Non-Medical Management Of Heart Failure
If your heart failure gets worse despite medical treatment, you will need a more effective form of therapy. NewYork-Presbyterian Brooklyn Methodist offers several interventional and surgical approaches to help your heart pump more effectively, including:
- Valve surgery or coronary artery bypass surgery, if this is needed to control your symptoms and improve your heart health.
- Implantation of defibrillators and biventricular pacemakers to improve heart function and quality of life, prevent life-threatening heart rhythm problems, and reduce the risk of death.
- The Impella Ventricular Support System for patients with heart failure who are critically ill in the hospital. This device draws blood out of the heart and pumps it into body, thereby helping blood circulate through the body. It is implanted through a small incision in the groin. It can also be implanted through a small incision in the chest.
- Extracorporeal membrane oxygenation (ECMO) for patients with heart failure who are critically ill in the hospital. This device helps pump blood through the body when the heart is too weak to do so and also adds oxygen to the blood. Our hospital is one of the few in Brooklyn offering ECMO. Learn more about ECMO at NewYork-Presbyterian Brooklyn Methodist.
- Ventricular assist device therapy and heart transplantation If you need a VAD or heart transplant, your team can perform all of your pre-procedure tests and post-operative follow-up care at NewYork-Presbyterian Brooklyn Methodist. You would have the actual operation at NewYork-Presbyterian/Weill Cornell Medical Center (for VADs) or NewYork-Presbyterian/Columbia Irving Medical Center (heart transplantation and VADs). Your team helps coordinate all of your care. Learn more about these treatments.

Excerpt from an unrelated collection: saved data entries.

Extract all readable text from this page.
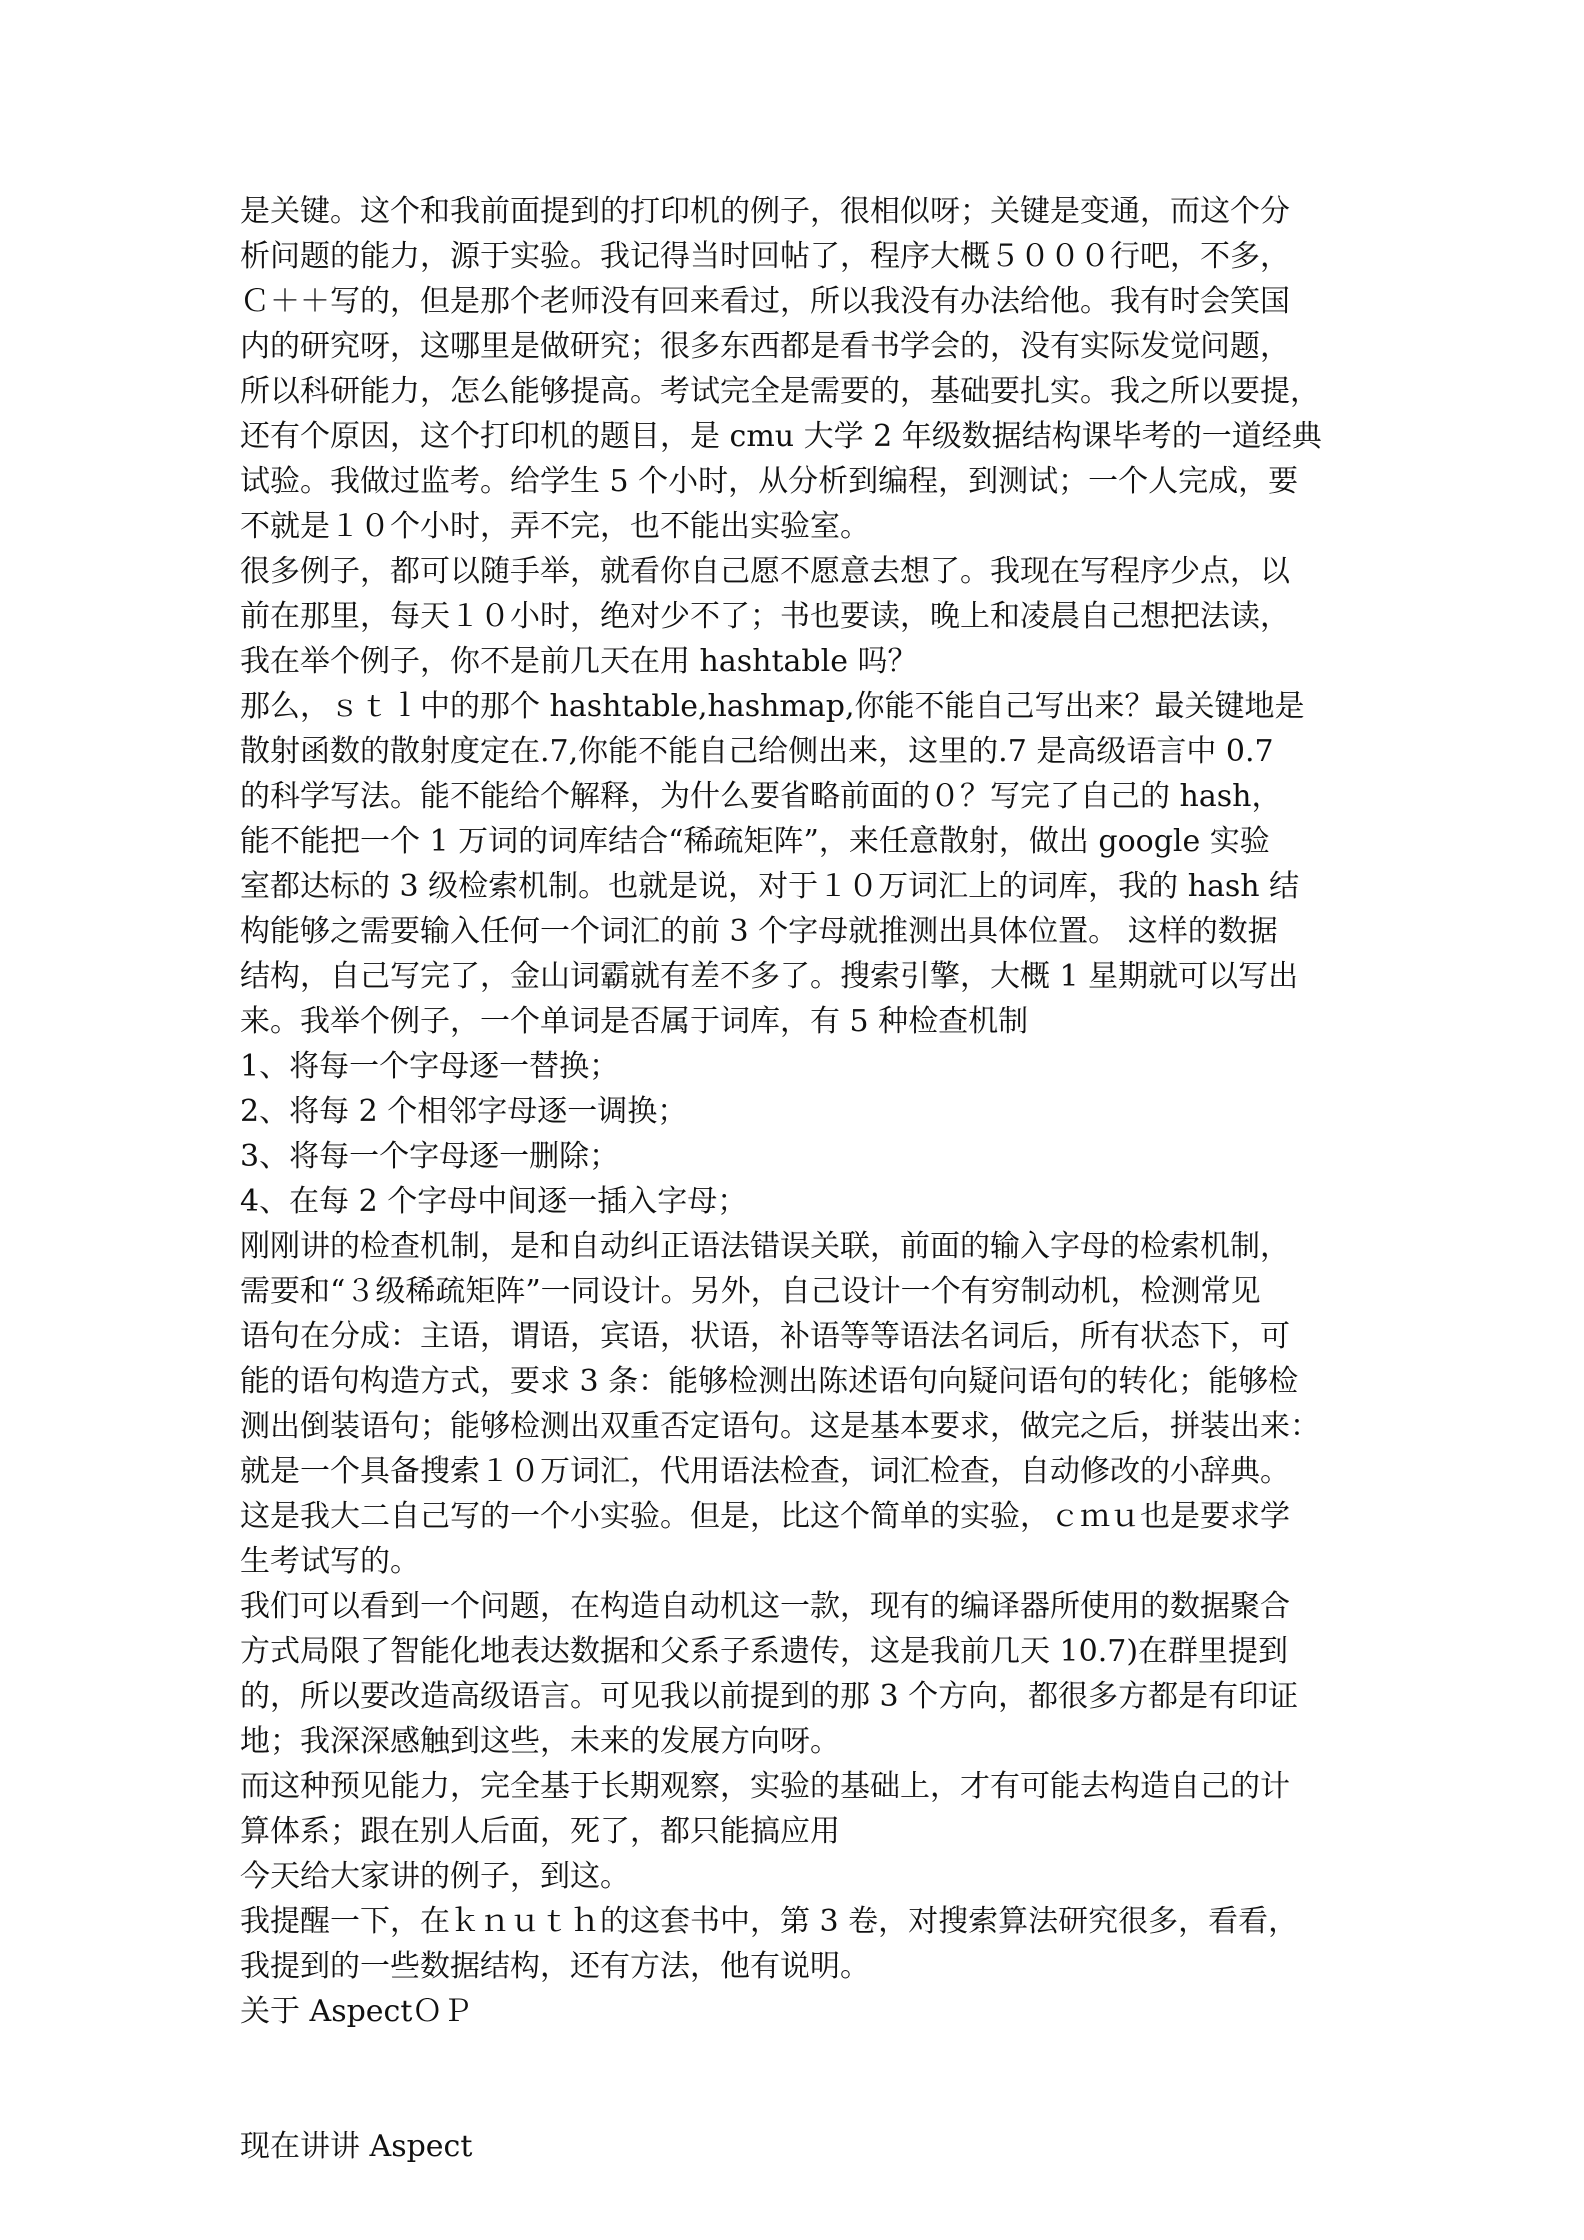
是关键。这个和我前面提到的打印机的例子，很相似呀；关键是变通，而这个分
析问题的能力，源于实验。我记得当时回帖了，程序大概５０００行吧，不多，
Ｃ＋＋写的，但是那个老师没有回来看过，所以我没有办法给他。我有时会笑国
内的研究呀，这哪里是做研究；很多东西都是看书学会的，没有实际发觉问题，
所以科研能力，怎么能够提高。考试完全是需要的，基础要扎实。我之所以要提，
还有个原因，这个打印机的题目，是 cmu 大学 2 年级数据结构课毕考的一道经典
试验。我做过监考。给学生 5 个小时，从分析到编程，到测试；一个人完成，要
不就是１０个小时，弄不完，也不能出实验室。
很多例子，都可以随手举，就看你自己愿不愿意去想了。我现在写程序少点，以
前在那里，每天１０小时，绝对少不了；书也要读，晚上和凌晨自己想把法读，
我在举个例子，你不是前几天在用 hashtable 吗？
那么，ｓｔｌ中的那个 hashtable,hashmap,你能不能自己写出来？最关键地是
散射函数的散射度定在.7,你能不能自己给侧出来，这里的.7 是高级语言中 0.7
的科学写法。能不能给个解释，为什么要省略前面的０？写完了自己的 hash，
能不能把一个 1 万词的词库结合“稀疏矩阵”，来任意散射，做出 google 实验
室都达标的 3 级检索机制。也就是说，对于１０万词汇上的词库，我的 hash 结
构能够之需要输入任何一个词汇的前 3 个字母就推测出具体位置。 这样的数据
结构，自己写完了，金山词霸就有差不多了。搜索引擎，大概 1 星期就可以写出
来。我举个例子，一个单词是否属于词库，有 5 种检查机制
1、将每一个字母逐一替换；
2、将每 2 个相邻字母逐一调换；
3、将每一个字母逐一删除；
4、在每 2 个字母中间逐一插入字母；
刚刚讲的检查机制，是和自动纠正语法错误关联，前面的输入字母的检索机制，
需要和“３级稀疏矩阵”一同设计。另外，自己设计一个有穷制动机，检测常见
语句在分成：主语，谓语，宾语，状语，补语等等语法名词后，所有状态下，可
能的语句构造方式，要求 3 条：能够检测出陈述语句向疑问语句的转化；能够检
测出倒装语句；能够检测出双重否定语句。这是基本要求，做完之后，拼装出来：
就是一个具备搜索１０万词汇，代用语法检查，词汇检查，自动修改的小辞典。
这是我大二自己写的一个小实验。但是，比这个简单的实验，ｃｍｕ也是要求学
生考试写的。
我们可以看到一个问题，在构造自动机这一款，现有的编译器所使用的数据聚合
方式局限了智能化地表达数据和父系子系遗传，这是我前几天 10.7)在群里提到
的，所以要改造高级语言。可见我以前提到的那 3 个方向，都很多方都是有印证
地；我深深感触到这些，未来的发展方向呀。
而这种预见能力，完全基于长期观察，实验的基础上，才有可能去构造自己的计
算体系；跟在别人后面，死了，都只能搞应用
今天给大家讲的例子，到这。
我提醒一下，在ｋｎｕｔｈ的这套书中，第 3 卷，对搜索算法研究很多，看看，
我提到的一些数据结构，还有方法，他有说明。
关于 AspectＯＰ
现在讲讲 Aspect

Preventing Hospitalization
NewYork-Presbyterian is developing a program to reduce the number of return emergency room visits and hospital readmissions among people with heart failure released from the hospital. All of our hospitals, including NewYork-Presbyterian Brooklyn Methodist, have created standardized approaches to caring for people with acute decompensated heart failure—the onset of symptoms such as shortness of breath or swelling of the feet severe enough to require a trip to the doctor or emergency department or admission to the hospital. Members of our heart failure team regularly contact our patients with heart failure to help them adhere to their prescribed self-care regimen, such as taking their medications, following a healthy diet, being physically active, and monitoring their weight regularly. You can even have telemedicine consultations, enabling you to share information by secure online video chat with a doctor and nurse practitioner.
Clinical Trial Opportunities
NewYork-Presbyterian Brooklyn Methodist participates in a number of clinical trials evaluating new therapies for congestive heart failure, including industry-sponsored studies and those supported by the National Institutes of Health. You may have the opportunity to participate in a clinical trial of an innovative heart failure treatment, enabling you to receive it before it is commercially available.